Third, we examine the importance of controlling for selection in estimating the returns diﬀerential using the Heckman two-step procedure, dropping Kenya from our sample due to missing data. Here we ﬁnd that after controlling for selection, our point estimates of the returns gap remain insigniﬁcant in Ghana, Georgia and Vietnam, albeit with a relatively high point estimate in Georgia. Similarly, our estimate of the returns gap in Ukraine does not change considerably and remains signiﬁcant. In contrast, we obtain higher and signiﬁcant point estimates of the returns gap in Bolivia and Colombia. As explained above, this somewhat counterintuitive result is due to positive selection of females into employment in Bolivia and Colombia, and the positive relationship between education levels and probability of employment. Interestingly, in the two countries where selection appears to be important, we found earlier that controlling for the STEP variables did not have an observable eﬀect. Our ﬁndings therefore suggest that it is likely to be important to control for selection when estimating returns gaps in developing countries, even if only to exclude the possibility of selection bias. In addition, our approach suggests that selection is likely to operate through channels other than cognitive or non-cognitive abilities, or parental background.

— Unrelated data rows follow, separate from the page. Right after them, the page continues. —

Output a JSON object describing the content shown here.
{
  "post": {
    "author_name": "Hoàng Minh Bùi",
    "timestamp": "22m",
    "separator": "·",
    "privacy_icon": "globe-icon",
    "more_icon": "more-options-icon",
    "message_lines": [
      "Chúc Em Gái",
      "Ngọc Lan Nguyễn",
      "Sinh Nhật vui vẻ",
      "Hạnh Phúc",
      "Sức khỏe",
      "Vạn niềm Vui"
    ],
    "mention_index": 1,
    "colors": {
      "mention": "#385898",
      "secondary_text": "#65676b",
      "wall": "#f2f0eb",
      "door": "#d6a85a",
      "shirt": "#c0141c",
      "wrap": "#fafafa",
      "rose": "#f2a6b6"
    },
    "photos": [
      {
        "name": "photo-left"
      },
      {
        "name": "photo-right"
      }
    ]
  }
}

Taken together, our ﬁndings show that, at least for urban wage workers in the countries in our sample, a returns premium for females may not be as prevalent as previously suggested. We also ﬁnd that controlling for potential sources of endogeneity, such as unobserved heterogeneity and selection, substantially changes the estimates of the gender returns gap in three out of seven of the countries in our sample. This highlights the importance of considering these channels to avoid the risk of biased estimation. This paper therefore represents a starting point for more detailed research, which could zoom in on the existence and drivers of returns diﬀerentials in individual countries, and overcome some of the limitations of this paper by extending it to rural areas and using samples with a larger number of clusters. These ﬁndings are also relevant to policy makers, since they demonstrate the importance of understanding the characteristics and dynamics of each country’s individual labour market prior to making policy proposals.